Polisi Tangkap Pelaku Praktek Aborsi Ilegal Di Bekasi
Bekasi - Pasangan suami istri, IR dan ST, yang adalah tersangka kasus praktik aborsi ilegal di Bekasi, Jawa Barat, mencari pasien menggunakan aneka macam cara.
Berdasarkan pemeriksaan polisi, tersangka menawarkan jasanya melalui media sosial dan calo.
"Sama dengan beberapa tempat tempat yang lain, khususnya di daerah Jakarta Pusat. (Pemasaran melalui) media sosial dan beberapa calo," ujar Kabid Humas Polda Metro Jaya, Kombes Pol Yusri Yunus, Rabu (10/2/2021).
Yusri mengungkapkan, para tersangka membagi uang pembayaran dari pasien dengan para calo yang ada. Satu pasien yang ingin aborsi umumnya dipatok biaya Rp 5 juta.
"Tarif (aborsi) yang mereka terima adalah Rp 5 juta. Tapi yang masuk ke yang bersangkutan ini cuma Rp 2 juta karena dia melalui beberapa calo," istilah Yusri.
Ditereskrimsus Polda Metro Jaya sebelumnya menangkap pasangan suami istri itu lantaran menjalani praktik aborsi ilegal. Keduanya ditangkap ketika menjalani praktik tersebut di rumah pribadinya di tempat Pedurenan, Mustika Jaya, Bekasi, 1 Februari 2021.
"Penangkapan pada 1 Februari 2021 di kediaman suami istri IR dan ST. Mereka buka praktik buat melakukan aborsi ilegal ini," ujar Yusri.

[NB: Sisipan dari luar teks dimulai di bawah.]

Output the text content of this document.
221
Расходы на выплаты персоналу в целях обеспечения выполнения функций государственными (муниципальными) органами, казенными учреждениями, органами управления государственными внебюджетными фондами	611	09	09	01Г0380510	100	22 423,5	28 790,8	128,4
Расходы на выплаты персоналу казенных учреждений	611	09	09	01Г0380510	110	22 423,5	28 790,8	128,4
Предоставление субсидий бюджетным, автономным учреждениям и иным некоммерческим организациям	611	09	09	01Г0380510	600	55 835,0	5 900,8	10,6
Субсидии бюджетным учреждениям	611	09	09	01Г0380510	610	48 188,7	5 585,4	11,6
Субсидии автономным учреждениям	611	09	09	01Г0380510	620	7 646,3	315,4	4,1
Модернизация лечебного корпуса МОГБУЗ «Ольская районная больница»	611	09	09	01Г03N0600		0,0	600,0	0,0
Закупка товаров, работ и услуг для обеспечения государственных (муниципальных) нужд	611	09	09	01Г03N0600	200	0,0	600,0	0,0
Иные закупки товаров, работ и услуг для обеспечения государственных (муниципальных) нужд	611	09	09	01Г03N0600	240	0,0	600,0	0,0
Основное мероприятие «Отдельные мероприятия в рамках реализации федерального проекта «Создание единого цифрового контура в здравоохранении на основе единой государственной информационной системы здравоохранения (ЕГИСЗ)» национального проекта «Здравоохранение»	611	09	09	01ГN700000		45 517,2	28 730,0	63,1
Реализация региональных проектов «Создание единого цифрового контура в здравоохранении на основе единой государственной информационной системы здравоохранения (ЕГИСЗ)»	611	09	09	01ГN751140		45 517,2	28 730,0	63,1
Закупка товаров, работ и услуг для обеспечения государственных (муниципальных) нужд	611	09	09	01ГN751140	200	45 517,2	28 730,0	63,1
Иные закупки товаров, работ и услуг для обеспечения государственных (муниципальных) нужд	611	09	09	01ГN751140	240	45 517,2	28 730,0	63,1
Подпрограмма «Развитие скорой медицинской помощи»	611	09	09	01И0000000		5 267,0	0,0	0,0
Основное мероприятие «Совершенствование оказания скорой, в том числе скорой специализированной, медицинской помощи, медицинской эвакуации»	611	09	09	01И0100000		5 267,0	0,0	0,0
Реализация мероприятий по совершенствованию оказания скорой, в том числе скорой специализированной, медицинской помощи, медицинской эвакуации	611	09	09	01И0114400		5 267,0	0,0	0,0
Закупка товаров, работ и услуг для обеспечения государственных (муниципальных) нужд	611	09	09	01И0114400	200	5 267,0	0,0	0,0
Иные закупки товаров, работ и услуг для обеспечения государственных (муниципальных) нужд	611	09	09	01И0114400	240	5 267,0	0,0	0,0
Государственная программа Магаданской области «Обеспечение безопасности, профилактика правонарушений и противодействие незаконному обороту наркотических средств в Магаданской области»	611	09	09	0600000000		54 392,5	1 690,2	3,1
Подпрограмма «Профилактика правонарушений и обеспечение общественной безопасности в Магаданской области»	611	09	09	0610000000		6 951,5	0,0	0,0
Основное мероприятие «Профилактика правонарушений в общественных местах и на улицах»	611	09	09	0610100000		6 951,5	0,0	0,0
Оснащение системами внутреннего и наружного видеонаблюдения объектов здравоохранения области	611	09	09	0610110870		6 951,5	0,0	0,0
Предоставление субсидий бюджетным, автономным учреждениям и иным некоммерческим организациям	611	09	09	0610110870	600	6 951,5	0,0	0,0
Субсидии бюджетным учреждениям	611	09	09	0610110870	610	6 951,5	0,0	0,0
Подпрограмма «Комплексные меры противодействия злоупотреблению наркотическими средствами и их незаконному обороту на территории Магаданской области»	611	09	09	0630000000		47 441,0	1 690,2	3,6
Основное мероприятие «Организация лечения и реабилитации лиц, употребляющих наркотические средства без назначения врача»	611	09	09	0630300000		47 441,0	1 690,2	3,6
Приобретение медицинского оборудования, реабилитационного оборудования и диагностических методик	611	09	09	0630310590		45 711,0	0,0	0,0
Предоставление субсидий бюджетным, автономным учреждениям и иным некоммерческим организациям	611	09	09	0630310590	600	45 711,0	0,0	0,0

Penangkapan para tersangka itu berawal berdasarkan informasi adanya praktik aborsi ilegal di lokasi itu. Polisi melakukan penyelidikan dan menangkap para tersangka.
Barang bukti praktek aborsi ilegalSelain pasangan suami istri tersebut, polisi pula menangkap satu perempuan lain berinsiial RS yang adalah pasien aborsi.
Berdasarkan informasi sementara, tersangka IR dan ST sudah mengaborsi sebanyak 5 janin selama menjalani praktik sejak akhir 2020.
Polisi menyebut IR dan ST, tidak mempunyai kompetensi apapun dalam membuka praktik tersebut.
IR hanya pernah bekerja di klinik praktik aborsi ilegal di daerah Tanjung Priok, Jakarta Utara tahun 2000.
Saat itu IR bekerja sebagai pembersih janin yg telah diaborsi. Sementara selama menjalani praktik aborsi, IR berperan sebagai penindak pasien. Sedangkan ST mencari pasien melalui media sosial.
Para tersangka dikenakan pasal berlapis. Mereka diancam Pasal 194 junto pasal 75 Undang-Undang Nomor 36 tentang Kesehatan dengan ancaman 10 tahun penjara atau hukuman Rp 1 miliar.
Kemudian Pasal 77a junto Pasal 45A Undang-Undnag Nomor 35 mengenai perubahan atas Undang-Undnag Nomor 23 tentang Perlindungan Anak yang ancaman 10 tahun penjara.
Selain itu, tersangka jua dikenakan Pasal 83 junto Pasal 64 tentang Tenaga Kesehatan dengan ancaman 5 tahun penjara.